Pourtant, tout n’est pas un long fleuve tranquille. Sur le plan domestique, la candidature de l’ancien président divise profondément la classe politique sénégalaise. Si certains, comme le député de la coalition présidentielle Alhousseynou Ba, y voient une opportunité pour le « bien supérieur de la nation« , les partisans des actuelles autorités, notamment ceux du parti Pastef, se montrent ouvertement hostiles. Le député Guy Marius Sagna a ainsi jugé qu’un éventuel soutien de Dakar serait « pire qu’une trahison à nos martyrs« , en référence aux violences qui ont émaillé l’opposition entre 2021 et 2024. Il convient toutefois de remettre ces déclarations dans leur contexte. À ce jour, ni le président Bassirou Diomaye Faye ni son Premier ministre Ousmane Sonko n’ont fait de communication officielle sur le sujet. Le gouvernement sénégalais s’est d’ailleurs refusé à tout commentaire. L’hostilité perçue émane davantage de certaines figures du parti au pouvoir que d’une position étatique arrêtée. D’autant que Macky Sall n’ayant pas officialisé sa candidature, le gouvernement sénégalais n’a pas eu à se prononcer formellement. Sur le plan juridique, la charte des Nations Unies est claire : même si le Sénégal venait à ne pas soutenir son ancien président, rien ne s’oppose à ce qu’un autre État membre porte sa candidature. Le poste, d’une durée de cinq ans renouvelable une fois, est ouvert à toutes les personnalités répondant aux critères, indépendamment de la position de leur pays d’origine.

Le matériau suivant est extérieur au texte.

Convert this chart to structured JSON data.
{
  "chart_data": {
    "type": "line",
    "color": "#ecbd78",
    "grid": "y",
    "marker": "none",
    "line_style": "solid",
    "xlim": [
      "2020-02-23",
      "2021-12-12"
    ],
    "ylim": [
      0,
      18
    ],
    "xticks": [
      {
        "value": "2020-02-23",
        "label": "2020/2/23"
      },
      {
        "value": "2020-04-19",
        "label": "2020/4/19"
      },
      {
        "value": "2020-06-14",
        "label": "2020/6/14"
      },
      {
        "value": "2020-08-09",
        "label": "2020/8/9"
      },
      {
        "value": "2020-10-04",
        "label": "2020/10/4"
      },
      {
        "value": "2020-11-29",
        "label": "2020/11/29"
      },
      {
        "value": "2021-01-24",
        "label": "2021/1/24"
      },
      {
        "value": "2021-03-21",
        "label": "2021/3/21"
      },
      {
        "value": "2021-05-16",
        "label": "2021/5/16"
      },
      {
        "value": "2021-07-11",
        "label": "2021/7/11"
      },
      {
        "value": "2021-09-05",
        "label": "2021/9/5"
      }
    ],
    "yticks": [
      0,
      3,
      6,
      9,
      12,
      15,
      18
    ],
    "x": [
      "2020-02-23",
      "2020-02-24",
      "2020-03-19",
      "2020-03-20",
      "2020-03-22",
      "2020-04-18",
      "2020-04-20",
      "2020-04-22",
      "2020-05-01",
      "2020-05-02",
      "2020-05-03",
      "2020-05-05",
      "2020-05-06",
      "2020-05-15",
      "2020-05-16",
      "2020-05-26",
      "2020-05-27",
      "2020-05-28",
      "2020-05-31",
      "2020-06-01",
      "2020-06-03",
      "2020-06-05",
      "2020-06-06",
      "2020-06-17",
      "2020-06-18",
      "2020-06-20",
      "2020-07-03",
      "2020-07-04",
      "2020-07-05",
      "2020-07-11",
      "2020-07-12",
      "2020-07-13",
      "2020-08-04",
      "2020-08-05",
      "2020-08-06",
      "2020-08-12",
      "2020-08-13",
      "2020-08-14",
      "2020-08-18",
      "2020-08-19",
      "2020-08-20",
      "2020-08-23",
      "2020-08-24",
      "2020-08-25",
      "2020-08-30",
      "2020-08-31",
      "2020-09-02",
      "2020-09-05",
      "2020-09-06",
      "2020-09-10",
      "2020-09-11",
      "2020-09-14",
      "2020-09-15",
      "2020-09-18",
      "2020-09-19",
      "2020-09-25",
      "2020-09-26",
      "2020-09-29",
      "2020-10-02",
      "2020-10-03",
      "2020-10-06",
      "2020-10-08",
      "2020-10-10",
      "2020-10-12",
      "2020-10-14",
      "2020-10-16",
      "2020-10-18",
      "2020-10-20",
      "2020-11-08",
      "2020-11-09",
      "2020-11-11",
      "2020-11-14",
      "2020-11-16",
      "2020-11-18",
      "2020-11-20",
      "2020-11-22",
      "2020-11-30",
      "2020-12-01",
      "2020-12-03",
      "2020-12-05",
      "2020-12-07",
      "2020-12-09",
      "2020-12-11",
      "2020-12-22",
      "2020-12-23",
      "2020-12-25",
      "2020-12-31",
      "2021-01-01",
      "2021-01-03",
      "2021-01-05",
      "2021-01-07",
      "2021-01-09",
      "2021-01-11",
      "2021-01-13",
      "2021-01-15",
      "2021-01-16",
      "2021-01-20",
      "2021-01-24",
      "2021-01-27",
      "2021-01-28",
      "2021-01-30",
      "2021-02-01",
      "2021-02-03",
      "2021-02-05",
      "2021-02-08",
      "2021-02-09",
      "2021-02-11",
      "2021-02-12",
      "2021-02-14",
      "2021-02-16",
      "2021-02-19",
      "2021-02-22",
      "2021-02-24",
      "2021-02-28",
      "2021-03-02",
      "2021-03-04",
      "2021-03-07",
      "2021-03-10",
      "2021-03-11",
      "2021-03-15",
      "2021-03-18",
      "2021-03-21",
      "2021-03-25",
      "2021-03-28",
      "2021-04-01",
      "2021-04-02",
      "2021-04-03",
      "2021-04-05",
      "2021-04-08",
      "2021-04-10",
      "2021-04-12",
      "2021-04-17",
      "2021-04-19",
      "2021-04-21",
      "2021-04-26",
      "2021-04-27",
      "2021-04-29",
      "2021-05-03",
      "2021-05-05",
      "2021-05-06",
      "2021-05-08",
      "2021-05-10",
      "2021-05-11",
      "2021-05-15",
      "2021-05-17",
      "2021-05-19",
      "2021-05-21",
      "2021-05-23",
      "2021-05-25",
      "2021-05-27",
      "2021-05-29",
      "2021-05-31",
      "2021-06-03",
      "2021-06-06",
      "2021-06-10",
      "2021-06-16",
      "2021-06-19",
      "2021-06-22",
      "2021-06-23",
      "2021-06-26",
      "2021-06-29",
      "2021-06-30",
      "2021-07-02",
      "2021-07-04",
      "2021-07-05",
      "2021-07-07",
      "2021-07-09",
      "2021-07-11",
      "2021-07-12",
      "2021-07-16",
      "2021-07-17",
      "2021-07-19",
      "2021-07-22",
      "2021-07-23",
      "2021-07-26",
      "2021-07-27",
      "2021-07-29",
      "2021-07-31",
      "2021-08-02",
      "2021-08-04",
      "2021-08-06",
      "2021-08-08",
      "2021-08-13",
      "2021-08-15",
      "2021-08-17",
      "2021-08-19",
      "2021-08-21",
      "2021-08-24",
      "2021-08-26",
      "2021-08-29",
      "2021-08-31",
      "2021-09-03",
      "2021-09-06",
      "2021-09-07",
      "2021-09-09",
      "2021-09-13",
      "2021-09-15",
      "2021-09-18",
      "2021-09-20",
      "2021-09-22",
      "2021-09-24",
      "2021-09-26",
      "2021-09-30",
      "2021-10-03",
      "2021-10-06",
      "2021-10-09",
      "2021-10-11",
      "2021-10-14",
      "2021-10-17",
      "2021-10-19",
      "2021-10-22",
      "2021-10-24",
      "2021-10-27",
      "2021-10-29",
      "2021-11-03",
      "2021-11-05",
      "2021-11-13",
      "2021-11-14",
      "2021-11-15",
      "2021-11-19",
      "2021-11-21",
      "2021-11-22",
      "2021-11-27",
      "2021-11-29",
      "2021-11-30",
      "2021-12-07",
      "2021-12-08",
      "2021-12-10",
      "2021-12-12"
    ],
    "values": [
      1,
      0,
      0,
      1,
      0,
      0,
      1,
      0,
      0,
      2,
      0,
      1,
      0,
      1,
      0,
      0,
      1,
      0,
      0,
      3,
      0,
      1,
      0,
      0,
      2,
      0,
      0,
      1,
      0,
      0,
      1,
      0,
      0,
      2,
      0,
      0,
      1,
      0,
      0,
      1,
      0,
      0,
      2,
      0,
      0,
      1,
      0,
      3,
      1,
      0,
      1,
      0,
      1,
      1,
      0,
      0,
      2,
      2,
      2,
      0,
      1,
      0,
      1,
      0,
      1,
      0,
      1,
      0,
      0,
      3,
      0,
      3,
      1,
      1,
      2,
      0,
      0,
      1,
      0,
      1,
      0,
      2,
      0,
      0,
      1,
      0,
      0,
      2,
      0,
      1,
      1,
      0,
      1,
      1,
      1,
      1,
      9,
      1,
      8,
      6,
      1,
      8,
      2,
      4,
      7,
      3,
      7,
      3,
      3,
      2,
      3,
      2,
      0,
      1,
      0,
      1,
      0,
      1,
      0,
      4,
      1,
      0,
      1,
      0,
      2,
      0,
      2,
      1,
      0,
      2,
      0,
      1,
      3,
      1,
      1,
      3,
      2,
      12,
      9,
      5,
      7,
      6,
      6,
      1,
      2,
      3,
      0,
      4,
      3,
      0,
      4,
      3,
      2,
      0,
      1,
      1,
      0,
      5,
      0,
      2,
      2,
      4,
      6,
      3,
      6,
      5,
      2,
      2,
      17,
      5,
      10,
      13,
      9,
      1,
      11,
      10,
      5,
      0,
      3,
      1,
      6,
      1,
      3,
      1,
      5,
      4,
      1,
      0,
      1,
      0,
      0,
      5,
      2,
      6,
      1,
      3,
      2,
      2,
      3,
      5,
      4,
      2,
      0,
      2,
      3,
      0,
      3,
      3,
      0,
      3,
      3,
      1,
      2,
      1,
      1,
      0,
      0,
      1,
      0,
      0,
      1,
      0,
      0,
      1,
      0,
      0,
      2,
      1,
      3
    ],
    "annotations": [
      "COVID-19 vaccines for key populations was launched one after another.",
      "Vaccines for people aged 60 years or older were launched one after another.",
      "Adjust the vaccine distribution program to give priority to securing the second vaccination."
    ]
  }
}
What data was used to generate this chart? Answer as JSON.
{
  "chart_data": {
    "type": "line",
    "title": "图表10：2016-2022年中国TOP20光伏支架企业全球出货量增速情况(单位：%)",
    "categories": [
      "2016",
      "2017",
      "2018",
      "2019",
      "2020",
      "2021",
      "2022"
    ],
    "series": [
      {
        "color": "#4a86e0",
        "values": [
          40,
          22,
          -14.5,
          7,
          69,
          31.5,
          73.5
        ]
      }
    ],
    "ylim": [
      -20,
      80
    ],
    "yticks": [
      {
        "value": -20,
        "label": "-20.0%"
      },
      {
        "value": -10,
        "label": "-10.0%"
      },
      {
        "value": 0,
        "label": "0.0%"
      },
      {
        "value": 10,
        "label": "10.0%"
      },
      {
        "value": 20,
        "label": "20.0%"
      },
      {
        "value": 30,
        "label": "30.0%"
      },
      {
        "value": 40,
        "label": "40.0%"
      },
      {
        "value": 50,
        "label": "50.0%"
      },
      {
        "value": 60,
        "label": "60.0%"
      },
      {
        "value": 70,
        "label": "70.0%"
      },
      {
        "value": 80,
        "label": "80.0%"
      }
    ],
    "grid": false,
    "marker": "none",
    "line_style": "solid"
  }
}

 L’heure du choix pour les grandes puissances

Au-delà des considérations internes sénégalaises, l’enjeu véritable se trouve ailleurs. Le prochain secrétaire général ne sera pas seulement un administrateur ; il sera le résultat d’un compromis fragile entre grandes puissances. Pour être élu, Macky Sall doit être jugé « acceptable » par les cinq membres permanents du Conseil de sécurité, mais aussi par les puissances émergentes. Alors que le temps presse, l’ancien président sénégalais semble avoir compris les règles d’un jeu où tout se joue dans l’ombre. Le principal obstacle à sa candidature ne sera probablement pas l’opposition politique à Dakar, mais bien sa capacité à obtenir, d’ici les prochains mois, l’onction discrète mais ferme de Washington, Pékin et Moscou. Dans ce ballet diplomatique où le moindre faux pas est fatal, Macky Sall avance masqué. Mais ses atouts pourraient bien faire de lui, le moment venu, le candidat que personne ne pourra veto.